On Wed, 15 Jun 2022, Daire Byrne wrote:
...
> With the patch, the aggregate increases to 15 creates/s for 10 clients
> which again matches the results of a single patched client. Not quite
> a x10 increase but a healthy improvement nonetheless.

Great!

>
> However, it is at this point that I started to experience some
> stability issues with the re-export server that are not present with
> the vanilla unpatched v5.19-rc2 kernel.

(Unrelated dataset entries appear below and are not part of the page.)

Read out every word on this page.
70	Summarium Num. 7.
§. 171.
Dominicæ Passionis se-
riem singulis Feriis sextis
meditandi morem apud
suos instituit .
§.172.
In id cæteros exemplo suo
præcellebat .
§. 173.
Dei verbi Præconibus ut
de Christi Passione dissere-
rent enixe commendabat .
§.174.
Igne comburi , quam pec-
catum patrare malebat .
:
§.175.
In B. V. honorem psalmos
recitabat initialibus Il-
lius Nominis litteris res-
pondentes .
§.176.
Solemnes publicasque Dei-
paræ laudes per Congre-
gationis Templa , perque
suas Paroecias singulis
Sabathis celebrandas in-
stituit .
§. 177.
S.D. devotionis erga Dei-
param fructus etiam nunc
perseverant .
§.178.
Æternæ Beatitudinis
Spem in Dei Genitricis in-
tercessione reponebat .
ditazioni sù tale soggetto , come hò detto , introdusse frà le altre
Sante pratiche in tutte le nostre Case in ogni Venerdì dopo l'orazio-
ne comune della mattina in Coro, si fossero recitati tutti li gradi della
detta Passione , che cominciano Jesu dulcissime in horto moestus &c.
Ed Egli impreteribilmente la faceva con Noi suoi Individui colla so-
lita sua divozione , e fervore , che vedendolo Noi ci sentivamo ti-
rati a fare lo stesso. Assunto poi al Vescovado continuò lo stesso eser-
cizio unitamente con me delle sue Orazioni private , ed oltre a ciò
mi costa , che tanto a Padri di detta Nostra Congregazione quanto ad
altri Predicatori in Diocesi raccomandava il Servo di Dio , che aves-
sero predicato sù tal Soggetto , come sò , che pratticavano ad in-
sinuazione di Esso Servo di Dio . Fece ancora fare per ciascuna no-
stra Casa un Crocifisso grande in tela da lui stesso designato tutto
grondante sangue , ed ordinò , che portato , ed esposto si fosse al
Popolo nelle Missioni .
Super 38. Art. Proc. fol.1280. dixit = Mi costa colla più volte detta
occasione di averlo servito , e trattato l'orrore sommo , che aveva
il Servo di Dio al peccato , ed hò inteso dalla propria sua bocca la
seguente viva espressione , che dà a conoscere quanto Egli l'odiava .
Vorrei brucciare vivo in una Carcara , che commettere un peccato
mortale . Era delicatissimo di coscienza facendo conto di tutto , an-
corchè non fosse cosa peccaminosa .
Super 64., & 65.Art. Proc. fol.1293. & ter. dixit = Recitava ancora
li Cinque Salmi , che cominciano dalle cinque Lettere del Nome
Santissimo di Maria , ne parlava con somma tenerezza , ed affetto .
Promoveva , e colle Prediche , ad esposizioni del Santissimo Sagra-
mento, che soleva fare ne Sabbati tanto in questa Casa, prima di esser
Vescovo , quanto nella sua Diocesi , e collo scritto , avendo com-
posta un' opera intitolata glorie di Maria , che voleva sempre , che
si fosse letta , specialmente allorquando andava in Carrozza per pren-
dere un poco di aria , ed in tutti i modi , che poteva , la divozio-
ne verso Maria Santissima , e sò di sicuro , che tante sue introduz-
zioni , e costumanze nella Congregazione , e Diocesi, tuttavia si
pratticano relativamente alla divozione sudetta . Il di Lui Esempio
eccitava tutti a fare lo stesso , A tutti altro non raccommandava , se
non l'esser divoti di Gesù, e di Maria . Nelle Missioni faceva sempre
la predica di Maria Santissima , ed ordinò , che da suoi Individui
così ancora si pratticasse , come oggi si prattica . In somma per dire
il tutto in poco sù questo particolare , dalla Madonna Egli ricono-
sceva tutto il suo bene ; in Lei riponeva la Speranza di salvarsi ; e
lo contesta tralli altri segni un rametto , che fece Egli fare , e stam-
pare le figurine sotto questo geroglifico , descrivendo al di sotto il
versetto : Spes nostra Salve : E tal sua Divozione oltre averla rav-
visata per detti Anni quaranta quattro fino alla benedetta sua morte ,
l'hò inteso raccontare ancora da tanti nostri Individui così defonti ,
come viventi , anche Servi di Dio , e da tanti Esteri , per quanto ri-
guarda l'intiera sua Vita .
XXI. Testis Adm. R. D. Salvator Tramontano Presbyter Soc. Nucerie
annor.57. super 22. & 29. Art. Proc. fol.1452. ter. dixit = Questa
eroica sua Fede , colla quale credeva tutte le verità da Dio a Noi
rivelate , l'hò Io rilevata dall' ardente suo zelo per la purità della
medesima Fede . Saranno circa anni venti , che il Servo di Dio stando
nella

In particular the knfsd
> threads start to lock up with stack traces like this:
>
> [ 1234.460696] INFO: task nfsd:5514 blocked for more than 123 seconds.
> [ 1234.461481] Tainted: G W E 5.19.0-1.dneg.x86_64 #1
> [ 1234.462289] "echo 0 > /proc/sys/kernel/hung_task_timeout_secs"
> disables this message.
> [ 1234.463227] task:nfsd state:D stack: 0 pid: 5514
> ppid: 2 flags:0x00004000
> [ 1234.464212] Call Trace:
> [ 1234.464677] <TASK>
> [ 1234.465104] __schedule+0x2a9/0x8a0
> [ 1234.465663] schedule+0x55/0xc0
> [ 1234.466183] ? nfs_lookup_revalidate_dentry+0x3a0/0x3a0 [nfs]
> [ 1234.466995] __nfs_lookup_revalidate+0xdf/0x120 [nfs]

I can see the cause of this - I forget a wakeup. This patch should fix
it, though I hope to find a better solution.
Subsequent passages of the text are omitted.